Cos’è la settimana di quattro giorni
È un metodo con cui datori di lavoro e dipendenti ripensano all’importanza della flessibilità e dell’equilibrio tra produttività e tempo libero. La sua applicazione è semplice: la settimana lavorativa si riduce a quattro giorni ma gli impiegati continuano a ricevere lo stesso stipendio e a guadagnare gli stessi benefici. Il tutto con lo stesso carico di lavoro. Secondo uno studio promosso dall’Organizzazione per la cooperazione e lo sviluppo economico (OECD) lavorare più a lungo, a livello personale, comporta una drastica riduzione della produttività.
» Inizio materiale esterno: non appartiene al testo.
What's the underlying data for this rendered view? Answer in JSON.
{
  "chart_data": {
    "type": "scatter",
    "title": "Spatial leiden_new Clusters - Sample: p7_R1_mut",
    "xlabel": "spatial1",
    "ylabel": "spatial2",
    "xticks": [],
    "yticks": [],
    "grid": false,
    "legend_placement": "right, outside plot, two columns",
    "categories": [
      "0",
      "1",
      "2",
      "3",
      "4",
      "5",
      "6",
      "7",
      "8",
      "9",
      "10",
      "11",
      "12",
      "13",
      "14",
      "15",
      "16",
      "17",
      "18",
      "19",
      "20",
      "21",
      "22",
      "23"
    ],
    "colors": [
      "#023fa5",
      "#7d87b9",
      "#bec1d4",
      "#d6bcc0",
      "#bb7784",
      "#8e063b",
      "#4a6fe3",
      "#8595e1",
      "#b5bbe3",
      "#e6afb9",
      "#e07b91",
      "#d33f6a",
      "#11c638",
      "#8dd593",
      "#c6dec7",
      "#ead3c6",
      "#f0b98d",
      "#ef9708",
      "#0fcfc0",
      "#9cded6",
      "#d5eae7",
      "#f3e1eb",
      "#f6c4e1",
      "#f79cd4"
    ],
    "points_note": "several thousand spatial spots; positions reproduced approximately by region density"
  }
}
Esistono diverse soluzioni per impostarla: mantenere lo stesso numero di ore settimanali ma distribuirle diversamente nei quattro giorni. Così facendo si allungherebbe l’orario di lavoro giornaliero. Un altro modo è ridurre il numero effettivo di ore settimanali.
Ma in quali Paesi la “settimana corta” è già realtà?
I pionieri: gli islandesi
Tra il 2015 e il 2019, l’Islanda ha condotto una sperimentazione che ha coinvolto l’uno per cento della popolazione nazionale. È stato il più grande progetto pilota del mondo. 2.500 lavoratori di settori diversi – tra cui scuola e ospedali – hanno ridotto il monte ore lavorativo settimanale dalle tradizionali 40 ore a 35, senza alcuna riduzione dello stipendio.
L’Associazione no-profit islandese per la sostenibilità e la democrazia (ALDA) e I’organizzazione di ricerca indipendente inglese “Autonomy” hanno analizzato i risultati. Ricercatori e sindacati islandesi li hanno definiti un successo. Sia per chi ha lavorato in orario tradizionale (9-17) sia per chi ha lavorato su turni, la produttività è rimasta invariata o è addirittura aumentata e il benessere dei lavoratori è migliorato in modo significativo.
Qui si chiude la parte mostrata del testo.